News about animal testing seems to be a regular occurrence nowadays and thank fully, the news is a little more reassuring each time.

A recent article published by the Financial Times has revealed that a new artificial intelligence system could be the beginning of the end to animal testing.

Professor Thomas Hartung is the lead designer of the new AI system and believes that the computer-based predications will be more reliable than current animal testing methods and could ultimately replace them as a cheaper alternative. As a result of this discovery, the US Food and Drug Administration and the Environmental Protection Agency have now begun assessments into whether the new system can replace existing animal testing.

Bearing in mind that PETA also revealed back in January that 90% National Institute of Health’s animal experiments are of no value and do not lead to the treatment of humans as they are so unreliable. This means that the NIH wastes $12 billion dollars of American tax payer’s money on pointless and cruel animal experimentations, each year.

In addition to this, the UK Home Office have released animal testing statistics in the UK for 2017 and revealed that 3,721,744 animals were used for research in the UK during 2017. This does however show a drop of 145,784 in the number of animals used for testing.
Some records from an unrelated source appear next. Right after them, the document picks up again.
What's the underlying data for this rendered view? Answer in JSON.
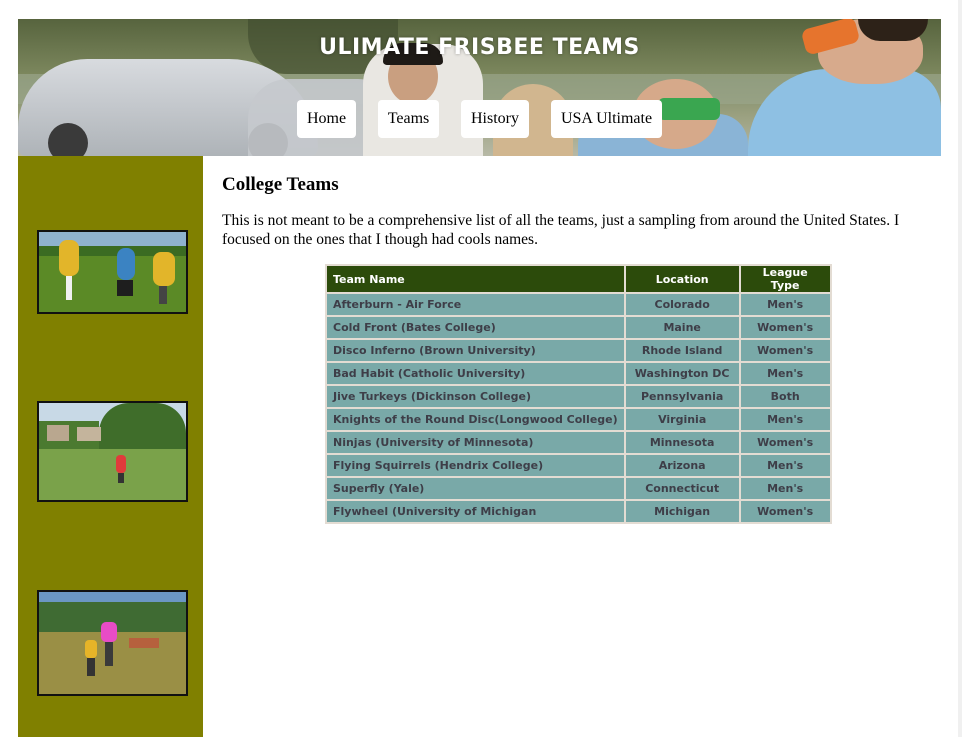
{
  "header": {
    "title": "ULIMATE FRISBEE TEAMS",
    "nav": [
      "Home",
      "Teams",
      "History",
      "USA Ultimate"
    ]
  },
  "sidebar": {
    "photos": [
      "frisbee-action-photo",
      "frisbee-field-photo",
      "frisbee-catch-photo"
    ]
  },
  "main": {
    "heading": "College Teams",
    "intro": "This is not meant to be a comprehensive list of all the teams, just a sampling from around the United States. I focused on the ones that I though had cools names.",
    "table": {
      "headers": [
        "Team Name",
        "Location",
        "League Type"
      ],
      "rows": [
        [
          "Afterburn - Air Force",
          "Colorado",
          "Men's"
        ],
        [
          "Cold Front (Bates College)",
          "Maine",
          "Women's"
        ],
        [
          "Disco Inferno (Brown University)",
          "Rhode Island",
          "Women's"
        ],
        [
          "Bad Habit (Catholic University)",
          "Washington DC",
          "Men's"
        ],
        [
          "Jive Turkeys (Dickinson College)",
          "Pennsylvania",
          "Both"
        ],
        [
          "Knights of the Round Disc(Longwood College)",
          "Virginia",
          "Men's"
        ],
        [
          "Ninjas (University of Minnesota)",
          "Minnesota",
          "Women's"
        ],
        [
          "Flying Squirrels (Hendrix College)",
          "Arizona",
          "Men's"
        ],
        [
          "Superfly (Yale)",
          "Connecticut",
          "Men's"
        ],
        [
          "Flywheel (University of Michigan",
          "Michigan",
          "Women's"
        ]
      ]
    }
  },
  "colors": {
    "sidebar": "#808000",
    "table_header": "#2c4b0b",
    "table_cell": "#79a9a8",
    "table_border": "#e3dcd3"
  }
}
Brazil has one of the largest cosmetics markets in the world and is home to the cosmetics group Natura, who recently bought UK cosmetics chain The Body Shop (formerly owned by L’Oreal, a company known to still be testing on animals). They too have recently taken more positive steps towards ending animal testing with the sixth Brazilian state, Minas Gerais, now voting to end the use of animals in cosmetics testing.

Coincide this information with the recent announcement from Russian airline AirBridge Cargo that they will no longer be participating in the shipment of live monkeys, who end up being used in laboratories, suggests that they have also taken the moral high ground in an attempt to distance themselves from the inhumane practices of animal testing.